Fred Funk, a 48-year-old with one victory in the last seven years, has become the oldest-ever winner of golf’s richest event.

Funk captured the €6.5m Players Championship by getting up and down from a greenside bunker at the last – and was able to start celebrating a remarkable victory minutes later when England’s Luke Donald agonisingly missed his 22-foot birdie attempt from just over the back of the green.

“I am speechless right now,” said Funk, who last September became the oldest ever debutant in the Ryder Cup.

“I didn’t fathom this happening and I’m just so excited.
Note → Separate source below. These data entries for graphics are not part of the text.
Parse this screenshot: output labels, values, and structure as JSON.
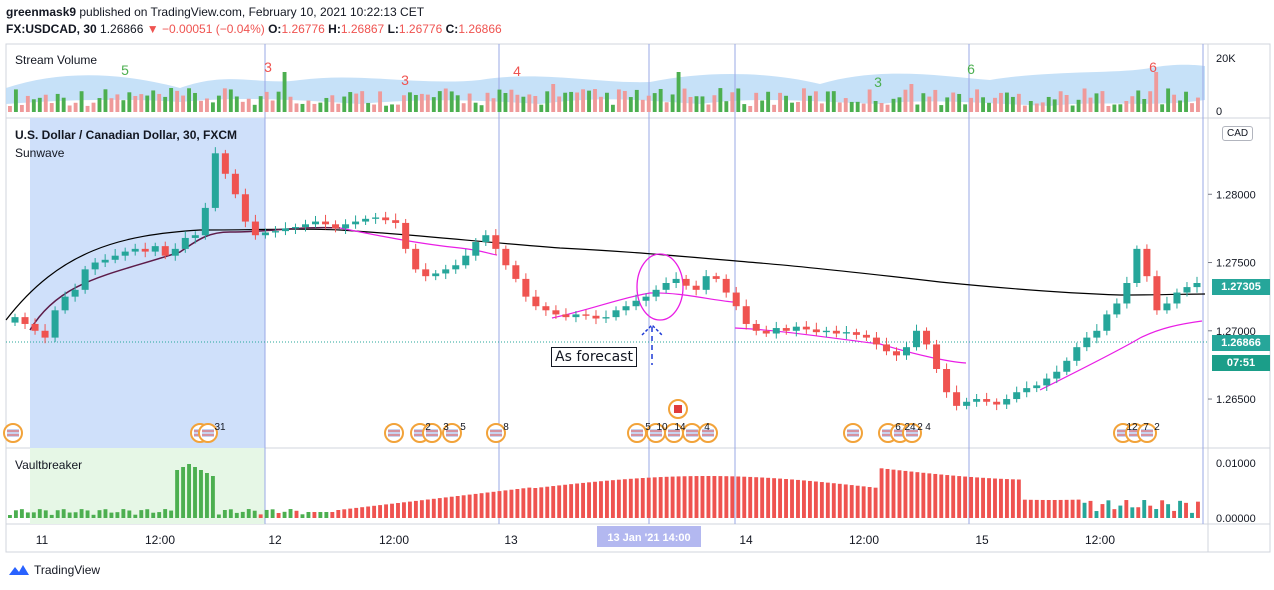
{
  "header": {
    "author": "greenmask9",
    "published_text": " published on TradingView.com, February 10, 2021 10:22:13 CET",
    "symbol": "FX:USDCAD, 30",
    "last": "1.26866",
    "change_text": "−0.00051 (−0.04%)",
    "o_label": "O:",
    "o_val": "1.26776",
    "h_label": "H:",
    "h_val": "1.26867",
    "l_label": "L:",
    "l_val": "1.26776",
    "c_label": "C:",
    "c_val": "1.26866"
  },
  "panes": {
    "volume_label": "Stream Volume",
    "main_label": "U.S. Dollar / Canadian Dollar, 30, FXCM",
    "indicator_label": "Sunwave",
    "osc_label": "Vaultbreaker",
    "currency_tag": "CAD"
  },
  "annotation": {
    "text": "As forecast"
  },
  "price_badges": {
    "last_price": "1.27305",
    "current_price": "1.26866",
    "countdown": "07:51"
  },
  "footer": {
    "brand": "TradingView"
  },
  "colors": {
    "up": "#26a69a",
    "down": "#ef5350",
    "vol_up": "#4caf50",
    "vol_down": "#ef9a9a",
    "highlight_blue": "#cfe0fa",
    "highlight_green": "#e6f7e6",
    "sma": "#000000",
    "magenta": "#e91ee5",
    "badge_green": "#26a69a",
    "badge_teal": "#1b9e89",
    "vline": "#9aa8e6"
  },
  "chart_data": {
    "type": "candlestick",
    "x_ticks": [
      "11",
      "12:00",
      "12",
      "12:00",
      "13",
      "12:00",
      "14",
      "12:00",
      "15",
      "12:00"
    ],
    "crosshair_date": "13 Jan '21  14:00",
    "y_ticks": [
      "1.28000",
      "1.27500",
      "1.27000",
      "1.26500"
    ],
    "y_range": [
      1.262,
      1.285
    ],
    "volume_axis": [
      "20K",
      "0"
    ],
    "osc_axis": [
      "0.01000",
      "0.00000"
    ],
    "volume_numbers": [
      "5",
      "3",
      "3",
      "4",
      "3",
      "6",
      "6"
    ],
    "event_numbers": [
      "31",
      "2",
      "3",
      "5",
      "8",
      "5",
      "10",
      "14",
      "4",
      "6",
      "24",
      "2",
      "4",
      "12",
      "7",
      "2"
    ],
    "closes": [
      1.271,
      1.2705,
      1.27,
      1.2695,
      1.2715,
      1.2725,
      1.273,
      1.2745,
      1.275,
      1.2752,
      1.2755,
      1.2758,
      1.276,
      1.2758,
      1.2762,
      1.2755,
      1.276,
      1.2768,
      1.277,
      1.279,
      1.283,
      1.2815,
      1.28,
      1.278,
      1.277,
      1.2772,
      1.2773,
      1.2775,
      1.2776,
      1.2778,
      1.278,
      1.2778,
      1.2775,
      1.2778,
      1.278,
      1.2782,
      1.2783,
      1.2781,
      1.2779,
      1.276,
      1.2745,
      1.274,
      1.2742,
      1.2745,
      1.2748,
      1.2755,
      1.2765,
      1.277,
      1.276,
      1.2748,
      1.2738,
      1.2725,
      1.2718,
      1.2715,
      1.2712,
      1.271,
      1.2712,
      1.2711,
      1.2709,
      1.271,
      1.2715,
      1.2718,
      1.2722,
      1.2725,
      1.273,
      1.2735,
      1.2738,
      1.2733,
      1.273,
      1.274,
      1.2738,
      1.2728,
      1.2718,
      1.2705,
      1.27,
      1.2698,
      1.2702,
      1.27,
      1.2703,
      1.2701,
      1.2699,
      1.27,
      1.2698,
      1.2699,
      1.2697,
      1.2695,
      1.269,
      1.2685,
      1.2682,
      1.2688,
      1.27,
      1.269,
      1.2672,
      1.2655,
      1.2645,
      1.2648,
      1.265,
      1.2648,
      1.2646,
      1.265,
      1.2655,
      1.2658,
      1.266,
      1.2665,
      1.267,
      1.2678,
      1.2688,
      1.2695,
      1.27,
      1.2712,
      1.272,
      1.2735,
      1.276,
      1.274,
      1.2715,
      1.272,
      1.2728,
      1.2732,
      1.2735
    ]
  }
}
I can’t believe I won this thing – I’m overwhelmed.”

After a weekend wrecked by rain, the tournament went into a fifth day with 33 holes still to play and the field then had to battle with 35mph gusts.

It turned the Sawgrass course into a real beast, Bob Tway even taking a tournament record 12 on the island green 17th and Phil Mickelson and Lee Westwood running up quadruple bogey sevens – Westwood when still in contention in the third round.

Funk got out of the hole with a three and a four, but his heart was in his mouth when his six-iron second to the 72nd and final hole flirted with the lake left of the green.

“It scared me to death,” he said. But the ball clung on to finish in sand, and by saving par all the pressure was on Donald.

Third-round leader after a morning 70, the 27-year-old from High Wycombe could not maintain that standard, but even at four over for the next 17 holes he still had a chance of the €1.1m top prize with one remaining.

Nobody had birdied the 447-yard 18th all day, however, and though he came closer than just about anybody else it was not to be and Sandy Lyle remains the only European to have won this title.

That was back in 1987 and since then Nick Faldo, Bernhard Langer, Colin Montgomerie, Padraig Harrington (twice) and now Donald have all been runners-up.

Funk, who lives close by and had to dash to the course during the week after going home for a sleep during a rain break, was supported by fans known as “Funk’s Punks”.

He gave them a hard time by three-putting three times on the back nine, but when it mattered most he made the five-footer on the last for a 71 and nine under par total of 279.

Donald, finishing with a disappointing 76, shared second spot with American Ryder Cup captain Tom Lehman and Scott Verplank. Lehman fired a brilliant closing 68, but Verplank bogeyed the last for a 70.

Westwood finished 22nd and Faldo 27th, while Graeme McDowell, in the hunt until he took a double bogey seven midway through his third round, was 40th and both Harrington and Darren Clarke 63rd.

As for the big guns, world number one Vijay Singh did best, but he was only joint 12th. Ernie Els was 17th, Mickelson 40th and Tiger Woods an also-ran at 53rd.

It was a day then the “Fab Four” were pushed aside by the “Fab Funk”.

The third round had also been wild and, from a spectator’s point of view, wonderful – and there was nothing to compare to Tway’s adventure.

The former US PGA champion put four balls in the water – two over the green, two short of it – and then, having finally found dry land with his fifth attempt, three-putted from 42 feet.

He was joint 10th at the time, but fell instantly to two over par and joint 72nd.

His score beat by one the tournament record for the hole, set by Robert Gamez in 1990, and equalled the 12 by the little-known Phillip Hancock at the 384-yard fourth in 1985.

Even without the wind Tway had taken a bogey four on the 17th in the first round and put two balls in the drink for a triple bogey in the second, making him 13 over par for the hole and 11 under for the other 17.

Take it out of the equation he would have been right in the thick of it, but far from being able to take it out of the equation he had to play it again later in the day.

It will come as no comfort to him that he was still a long way from the highest score that the 17th has ever seen.

In 1985 Angelo Spagnolo, a 31-year-old grocery store manager, played there in the “America’s Worst Golfer” contest. He put 27 balls in the water before being told by officials to putt round the lake and over the narrow path to the green.

He finished with a card-wrecking 66 and after negotiating the difficult 18th handed in a round of 257.

Not surprisingly, he won the title.

Funk’s victory – a year after Adam Scott became the youngest-ever winner – was somewhat different.